The Agent Proxy plugin exposes an AI agent as a standard OpenAI-compatible chat/completions HTTP endpoint. Any OpenAI SDK or HTTP client can interact with it — the agent runs autonomously under the hood with its full tool-calling loop.

  • Plugin class: cp:otoroshi_plugins.com.cloud.apim.otoroshi.extensions.aigateway.plugins.AgentProxy

Configuration

The plugin takes two configuration fields:

ParameterTypeRequiredDescription
agentobjectyesThe full agent configuration (same structure as the AI Agent Node)
run_configobjectnoRuntime configuration (max_turns, provider/model overrides)

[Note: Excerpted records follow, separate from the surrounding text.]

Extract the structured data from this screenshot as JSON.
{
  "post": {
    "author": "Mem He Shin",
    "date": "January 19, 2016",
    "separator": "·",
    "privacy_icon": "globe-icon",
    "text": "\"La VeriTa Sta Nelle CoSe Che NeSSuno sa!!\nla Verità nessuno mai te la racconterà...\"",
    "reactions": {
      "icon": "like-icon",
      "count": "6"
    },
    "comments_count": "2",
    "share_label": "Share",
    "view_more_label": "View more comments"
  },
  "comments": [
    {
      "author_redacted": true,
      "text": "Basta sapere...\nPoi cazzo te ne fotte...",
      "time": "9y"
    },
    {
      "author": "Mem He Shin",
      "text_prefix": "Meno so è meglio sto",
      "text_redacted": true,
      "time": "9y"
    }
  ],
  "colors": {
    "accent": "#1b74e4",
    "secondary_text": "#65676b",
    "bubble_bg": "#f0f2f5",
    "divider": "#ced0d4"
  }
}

The agent object supports all the same fields as the AI Agent Node: name, instructions, provider, model, tools, mcp_connectors, inline_tools, handoffs, memory, guardrails, and built_in_tools.

Route setup

Here is a complete Otoroshi route configuration that exposes an autonomous coding agent as a chat/completions endpoint:

{
"id": "route_agent_proxy",
"name": "Agent Proxy - Code Assistant",
"enabled": true,
"frontend": {
"domains": ["agent.oto.tools/v1/chat/completions"],
"strip_path": false
},
"backend": {
"targets": [
{
"hostname": "mirror.otoroshi.io",
"port": 443,
"tls": true
}
]
},
"plugins": [
{
"enabled": true,
"plugin": "cp:otoroshi_plugins.com.cloud.apim.otoroshi.extensions.aigateway.plugins.AgentProxy",
"config": {
"agent": {
"name": "Code Assistant",
"description": "An autonomous coding agent",
"provider": "provider_xxxxx",
"instructions": [
"You are an autonomous coding agent working on a Node.js project.",
"Use the available tools to explore the codebase and answer questions.",
"Always read files before suggesting modifications."
],
"built_in_tools": {
"workspace": true,
"shell": true,
"tasks": true,
"plan": true,
"memory": true,
"control": true,
"allowed_paths": ["/workspace/my-project"],
"command_timeout": 30000
}
},
"run_config": {
"max_turns": 20
}
}
}
]
}

Usage

curl

curl -X POST 'http://agent.oto.tools:8080/v1/chat/completions' \
-H 'Content-Type: application/json' \
-d '{
"messages": [
{
"role": "user",
"content": "Read all the files in the project and give me a summary of what it does."
}
]
}'

The response follows the standard OpenAI chat.completion format:

{
"id": "chatcmpl-abc123",
"object": "chat.completion",
"created": 1743368000,
"model": "gpt-4o",
"choices": [
{
"index": 0,
"message": {
"role": "assistant",
"content": "Here is a summary of the project..."
},
"finish_reason": "stop"
}
],
"usage": {
"prompt_tokens": 1234,
"completion_tokens": 567,
"total_tokens": 1801
}
}

OpenAI Python SDK

from openai import OpenAI

client = OpenAI(
base_url="http://agent.oto.tools:8080/v1",
api_key="not-needed"
)

response = client.chat.completions.create(
model="anything",
messages=[
{"role": "user", "content": "List all the files and explain the project structure"}
]
)
print(response.choices[0].message.content)

OpenAI Node.js SDK

import OpenAI from 'openai';

const client = new OpenAI({
baseURL: 'http://agent.oto.tools:8080/v1',
apiKey: 'not-needed',
});

const response = await client.chat.completions.create({
model: 'anything',
messages: [
{ role: 'user', content: 'Read server.js and explain what it does' }
],
});
console.log(response.choices[0].message.content);

How it works

  1. The plugin receives a standard OpenAI chat/completions request
  2. Messages are extracted from the request body and converted to an AgentInput
  3. The agent is instantiated from the plugin configuration (instructions, tools, provider, etc.)
  4. The agent runs its tool-calling loop: the LLM reasons, calls tools (read files, run commands, etc.), observes results, and repeats until it produces a final answer
  5. The ChatResponse is formatted as an OpenAI-compatible JSON response with usage metadata

The agent is stateless between requests — each call creates a fresh scratchpad and tool context. Use the memory field to enable persistent conversation history across calls.